# Homework - MLOps Zoomcamp 2025

This notebook contains the solution to the homework for Week 1 of the MLOps Zoomcamp 2025.

In [None]:
# Import necessary libraries
import pandas as pd
import numpy as np
from sklearn.linear_model import LinearRegression
from sklearn.metrics import mean_squared_error
from sklearn.feature_extraction import DictVectorizer

# Download the January and February 2023 data
url_jan = 'https://d37ci6vzurychx.cloudfront.net/trip-data/yellow_tripdata_2023-01.parquet '
url_feb = 'https://d37ci6vzurychx.cloudfront.net/trip-data/yellow_tripdata_2023-02.parquet '

# Read the data
df_jan = pd.read_parquet(url_jan)
df_feb = pd.read_parquet(url_feb)

In [None]:
# How many columns are there in the January data?
num_columns = df_jan.shape[1]
print(f"Number of columns in January: {num_columns}")

In [None]:
# Calculate the trip duration in minutes
df_jan['duration'] = (df_jan['tpep_dropoff_datetime'] - df_jan['tpep_pickup_datetime']).dt.total_seconds() / 60

# What is the standard deviation of the trip durations in January?
std_duration = df_jan['duration'].std()
print(f"Standard deviation of trip durations in January: {std_duration:.2f}")

In [None]:
# Filter outliers
df_jan_filtered = df_jan[(df_jan['duration'] >= 1) & (df_jan['duration'] <= 60)]
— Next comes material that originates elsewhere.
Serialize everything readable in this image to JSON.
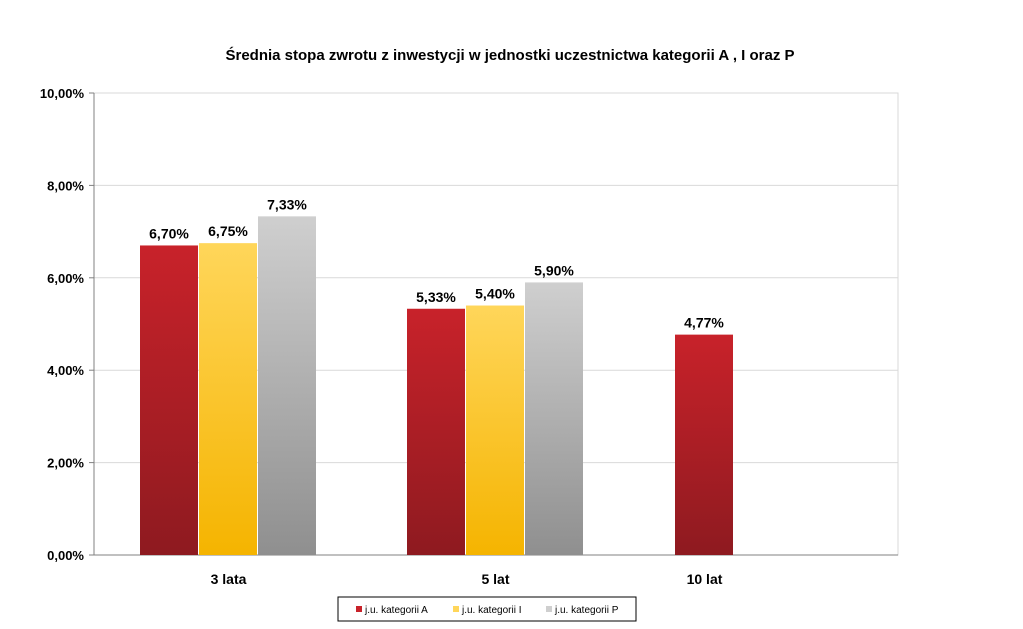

# What fraction of the records remain after removing outliers?
fraction_remaining = len(df_jan_filtered) / len(df_jan)
print(f"Fraction of remaining records: {fraction_remaining:.2%}")

In [None]:
# Prepare the data for the model
df_jan_filtered['PUlocationID'] = df_jan_filtered['PULocationID'].astype(str)
df_jan_filtered['DOlocationID'] = df_jan_filtered['DOLocationID'].astype(str)

# Create a list of dictionaries for the vectorizer
train_dicts = df_jan_filtered[['PUlocationID', 'DOlocationID']].to_dict(orient='records')

# One-hot encoding
dv = DictVectorizer()
X_train = dv.fit_transform(train_dicts)
y_train = df_jan_filtered['duration'].values

# What is the dimensionality of the feature matrix (number of columns)?
num_features = X_train.shape[1]
print(f"Number of columns in the feature matrix: {num_features}")

In [None]:
# Train a linear regression model
model = LinearRegression()
model.fit(X_train, y_train)

# What is the RMSE on the training set?
y_train_pred = model.predict(X_train)
rmse_train = np.sqrt(mean_squared_error(y_train, y_train_pred))
print(f"RMSE on the training set: {rmse_train:.2f}")

In [None]:
# Process the validation data (February)
df_feb['duration'] = (df_feb['tpep_dropoff_datetime'] - df_feb['tpep_pickup_datetime']).dt.total_seconds() / 60
df_feb_filtered = df_feb[(df_feb['duration'] >= 1) & (df_feb['duration'] <= 60)]

df_feb_filtered['PUlocationID'] = df_feb_filtered['PULocationID'].astype(str)
df_feb_filtered['DOlocationID'] = df_feb_filtered['DOLocationID'].astype(str)

val_dicts = df_feb_filtered[['PUlocationID', 'DOlocationID']].to_dict(orient='records')
X_val = dv.transform(val_dicts)
y_val = df_feb_filtered['duration'].values

# What is the RMSE on the validation set?
y_val_pred = model.predict(X_val)
rmse_val = np.sqrt(mean_squared_error(y_val, y_val_pred))
print(f"RMSE on the validation set: {rmse_val:.2f}")